Но главное для меня - последующие встречи с генералом Болдиным, наши беседы о 41-м годе; они зародили во мне желание засесть за свою собственную книгу о тех тяжких и страшных временах, первых месяцах войны.
2
Известно, что случай часто служит человеку добрую службу...
В конце августа или начале сентября 1945 года мы с моей женой Тоней и малолетней дочерью Галей приехали в Москву к Тониным родителям. Это был мой первый отпуск в жизни. После отпуска мне надлежало явиться в управление кадров Главного политуправления за назначением на новую должность. Хотелось попасть куда-нибудь в южные края - так посоветовали врачи, обнаружив у Гали предрасположение к легочным заболеваниям. Но впереди был еще целый месяц свободного времени, и мы с Тоней беззаботно проводили его в прогулках по столице.
В тот день мы приехали на Арбатскую площадь с намерением попасть в кинотеатр "Художественный". Выйдя из метро, я услышал, что меня кто-то окликнул. Обернулся на голос и увидел знакомого симферопольского поэта-фронтовика капитана Бориса Сермана, который служил в газете одной из дивизий нашей 27-й армии. Борис - невысокий, худощавый, обрадованно пожимал мне руку и загадочно посмеивался.
- А я везу тебе в Винницу письмо из Симферополя! - сказал он.
- Я уже покинул Винницу насовсем. От кого письмо?

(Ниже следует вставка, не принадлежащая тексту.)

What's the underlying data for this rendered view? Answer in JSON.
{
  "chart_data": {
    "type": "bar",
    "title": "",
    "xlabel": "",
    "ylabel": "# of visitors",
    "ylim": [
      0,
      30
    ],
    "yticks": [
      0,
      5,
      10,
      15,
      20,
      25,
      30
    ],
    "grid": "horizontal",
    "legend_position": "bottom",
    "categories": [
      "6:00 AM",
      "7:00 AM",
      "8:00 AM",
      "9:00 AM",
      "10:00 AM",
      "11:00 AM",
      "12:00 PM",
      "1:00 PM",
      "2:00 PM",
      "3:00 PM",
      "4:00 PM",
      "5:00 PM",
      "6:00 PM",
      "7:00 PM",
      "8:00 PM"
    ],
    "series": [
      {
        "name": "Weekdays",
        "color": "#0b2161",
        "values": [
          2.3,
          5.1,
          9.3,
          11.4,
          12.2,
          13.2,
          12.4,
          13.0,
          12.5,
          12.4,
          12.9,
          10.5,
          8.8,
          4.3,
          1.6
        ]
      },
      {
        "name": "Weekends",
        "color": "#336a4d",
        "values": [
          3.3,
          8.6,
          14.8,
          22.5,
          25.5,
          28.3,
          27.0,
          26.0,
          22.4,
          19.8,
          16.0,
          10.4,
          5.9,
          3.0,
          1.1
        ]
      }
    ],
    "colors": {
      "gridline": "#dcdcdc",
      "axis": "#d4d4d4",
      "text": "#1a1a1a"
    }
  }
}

- От Евгения Ефимовича Поповкина. Он в Симферополе редактирует газету Таврического военного округа "Боевая слава". - Борис достал из сумки и вручил мне запечатанный конверт. - Это же чудо: встретить именно тебя в многомиллионном городе!

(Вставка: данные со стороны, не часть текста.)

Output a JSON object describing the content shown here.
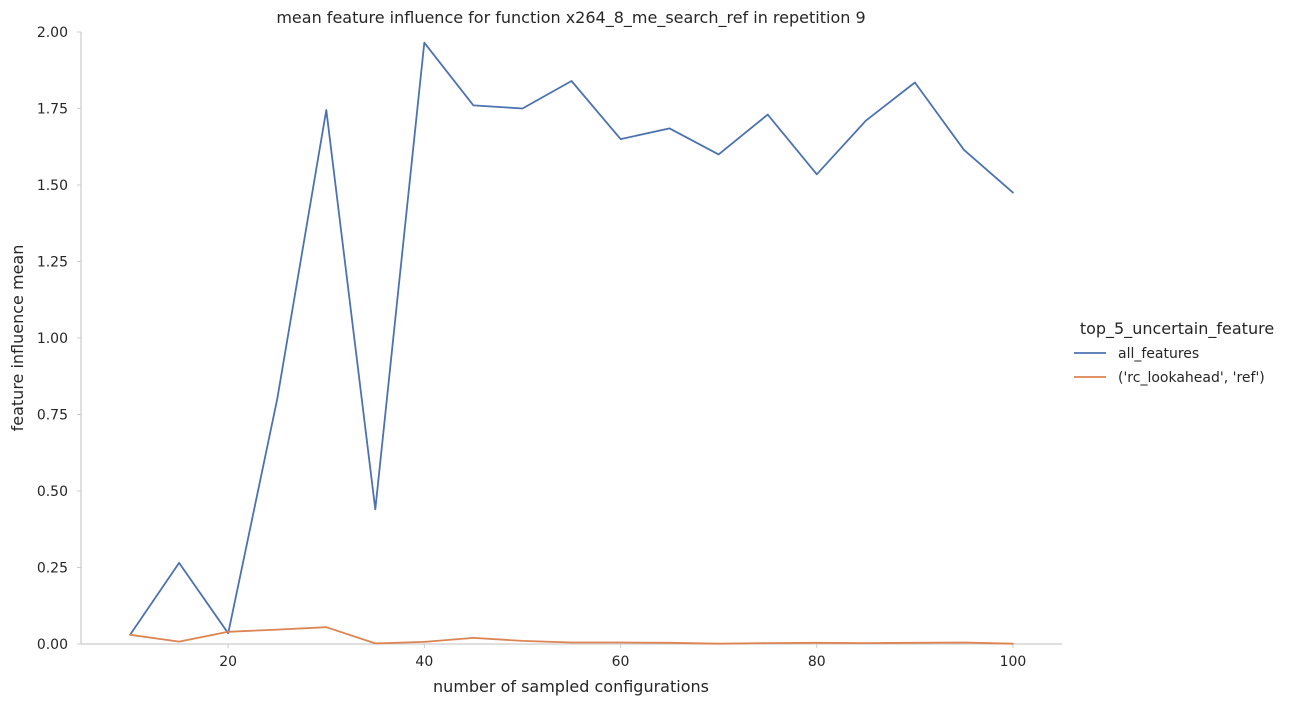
{
  "chart_data": {
    "type": "line",
    "title": "mean feature influence for function x264_8_me_search_ref in repetition 9",
    "xlabel": "number of sampled configurations",
    "ylabel": "feature influence mean",
    "xlim": [
      5,
      105
    ],
    "ylim": [
      0,
      2.0
    ],
    "xticks": [
      20,
      40,
      60,
      80,
      100
    ],
    "yticks": [
      0.0,
      0.25,
      0.5,
      0.75,
      1.0,
      1.25,
      1.5,
      1.75,
      2.0
    ],
    "ytick_labels": [
      "0.00",
      "0.25",
      "0.50",
      "0.75",
      "1.00",
      "1.25",
      "1.50",
      "1.75",
      "2.00"
    ],
    "grid": false,
    "legend": {
      "title": "top_5_uncertain_feature",
      "placement": "right"
    },
    "x": [
      10,
      15,
      20,
      25,
      30,
      35,
      40,
      45,
      50,
      55,
      60,
      65,
      70,
      75,
      80,
      85,
      90,
      95,
      100
    ],
    "series": [
      {
        "name": "all_features",
        "color": "#4c72b0",
        "values": [
          0.03,
          0.265,
          0.035,
          0.8,
          1.745,
          0.44,
          1.965,
          1.76,
          1.75,
          1.84,
          1.65,
          1.685,
          1.6,
          1.73,
          1.535,
          1.71,
          1.835,
          1.615,
          1.475
        ]
      },
      {
        "name": "('rc_lookahead', 'ref')",
        "color": "#dd8452",
        "values": [
          0.03,
          0.008,
          0.04,
          0.047,
          0.055,
          0.002,
          0.007,
          0.02,
          0.01,
          0.005,
          0.005,
          0.004,
          0.001,
          0.003,
          0.004,
          0.003,
          0.004,
          0.005,
          0.001
        ]
      }
    ]
  }
}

Конечно, удивляться было чему. Тут же у метро мы прочитали письмо. В нем Поповкин, бывший в 1942 - 1943 годах редактором нашего "Мужества", приглашал меня добиться назначения в его газету на должность начальника отдела боевой подготовки. Писал также, что держит для меня просторную комнату в коммунальной квартире; советовал предварительно прилететь в Симферополь, увидеть все своими глазами.

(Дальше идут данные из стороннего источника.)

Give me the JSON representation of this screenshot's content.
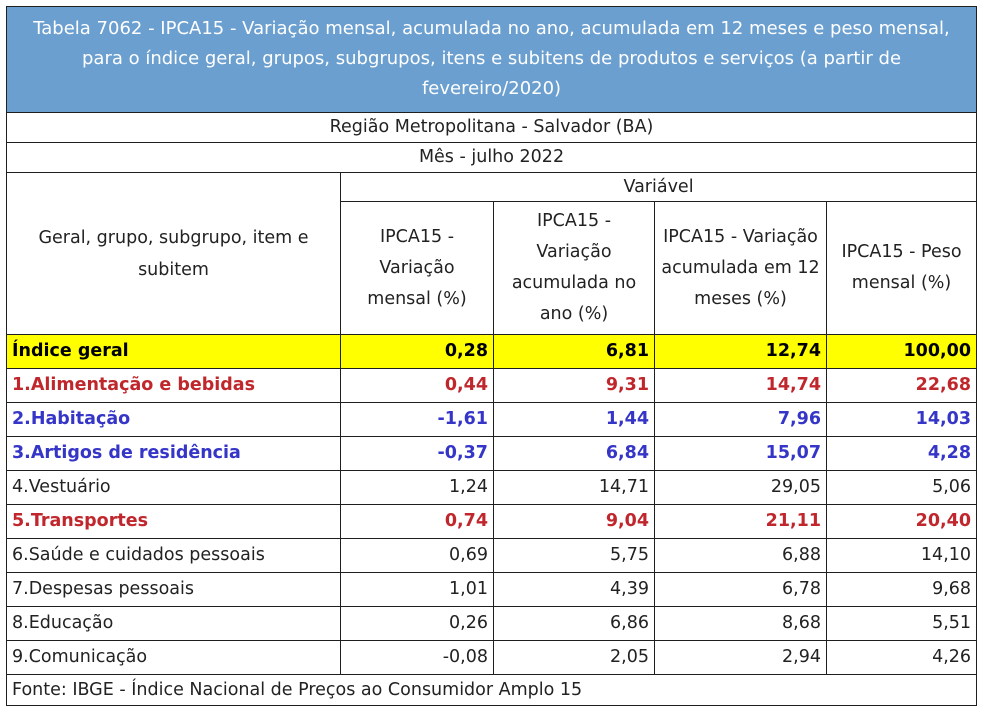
{
  "title": "Tabela 7062 - IPCA15 - Variação mensal, acumulada no ano, acumulada em 12 meses e peso mensal, para o índice geral, grupos, subgrupos, itens e subitens de produtos e serviços (a partir de fevereiro/2020)",
  "region": "Região Metropolitana - Salvador (BA)",
  "month": "Mês - julho 2022",
  "variable_label": "Variável",
  "first_col_header": "Geral, grupo, subgrupo, item e subitem",
  "columns": [
    "IPCA15 - Variação mensal (%)",
    "IPCA15 - Variação acumulada no ano (%)",
    "IPCA15 - Variação acumulada em 12 meses (%)",
    "IPCA15 - Peso mensal (%)"
  ],
  "rows": [
    {
      "label": "Índice geral",
      "values": [
        "0,28",
        "6,81",
        "12,74",
        "100,00"
      ],
      "style": "geral"
    },
    {
      "label": "1.Alimentação e bebidas",
      "values": [
        "0,44",
        "9,31",
        "14,74",
        "22,68"
      ],
      "style": "red"
    },
    {
      "label": "2.Habitação",
      "values": [
        "-1,61",
        "1,44",
        "7,96",
        "14,03"
      ],
      "style": "blue"
    },
    {
      "label": "3.Artigos de residência",
      "values": [
        "-0,37",
        "6,84",
        "15,07",
        "4,28"
      ],
      "style": "blue"
    },
    {
      "label": "4.Vestuário",
      "values": [
        "1,24",
        "14,71",
        "29,05",
        "5,06"
      ],
      "style": "plain"
    },
    {
      "label": "5.Transportes",
      "values": [
        "0,74",
        "9,04",
        "21,11",
        "20,40"
      ],
      "style": "red"
    },
    {
      "label": "6.Saúde e cuidados pessoais",
      "values": [
        "0,69",
        "5,75",
        "6,88",
        "14,10"
      ],
      "style": "plain"
    },
    {
      "label": "7.Despesas pessoais",
      "values": [
        "1,01",
        "4,39",
        "6,78",
        "9,68"
      ],
      "style": "plain"
    },
    {
      "label": "8.Educação",
      "values": [
        "0,26",
        "6,86",
        "8,68",
        "5,51"
      ],
      "style": "plain"
    },
    {
      "label": "9.Comunicação",
      "values": [
        "-0,08",
        "2,05",
        "2,94",
        "4,26"
      ],
      "style": "plain"
    }
  ],
  "source": "Fonte: IBGE - Índice Nacional de Preços ao Consumidor Amplo 15",
  "colors": {
    "title_bg": "#6b9fd0",
    "highlight": "#ffff00",
    "red": "#c0272d",
    "blue": "#3535c8"
  }
}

Распрощавшись с Борисом, мы с Тоней тут же поехали в "Метрополь" - там находилось агентство Аэрофлота. Дежурный военный комендант, майор, принял заявку на места в самолете (билеты надо было выкупать завтра, а улетать послезавтра). Но на второй день меня ждало разочарование: когда я приехал в агентство за билетами, новый дежурный офицер сообщил, что мои места в самолете вынужден был отдать какому-то генерал-лейтенанту, спешившему с женой на черноморский курорт. И предложил мне лететь на сутки позже... Еще выждав день, я вновь приехал в "Метрополь". Там дежурил знакомый мне майор. Увидев меня, он, кажется, потерял дар речи:
- Ты не улетел?!
- Видишь же, что нет, - удивился я. - Отдали мои места какому-то генералу.
- С ума можно сойти!.. А я тебя уже поминал как покойника.
Наступил черед изумляться мне:
- Как понимать? Что случилось?
- Самолет того рейса гробанулся... Погибли все.
Я долгие годы хранил экземпляр газеты "Красная звезда" с портретом в черной рамке того генерал-лейтенанта (кажется, ветеринарной службы). И все размышлял над фатальностью ситуаций, которые вплетались (да еще будут вплетаться) в мою судьбу, в ее превратности. Ведь чудом уцелел на фронте! И вдруг чудо сразу после войны.
Выкупив билеты на завтрашний авиарейс, приехал на Можайское шоссе в квартиру родителей Тони. Не хватило у меня ума не рассказать об услышанном от дежурного коменданта. Реакция тещи (Нины Васильевны) была неожиданной: "Галю с вами не дам! Летите без нее!" Никакие наши уговоры не помогли, что оказалось к лучшему, ибо наш полет в Симферополь тоже чуть не завершился трагически. Самолет Ли-2 должен был дозаправиться бензином в Харькове. Но харьковский аэропорт отказался принять нас из-за тумана. Тогда летчики взяли курс на восток - к Воронежу - и совершили вынужденную посадку на лугу какой-то речки, чуть не угодив в танковый ров. Ночевали в хуторе, долго ждали подвоза бензина... Таковы приметы того послевоенного времени.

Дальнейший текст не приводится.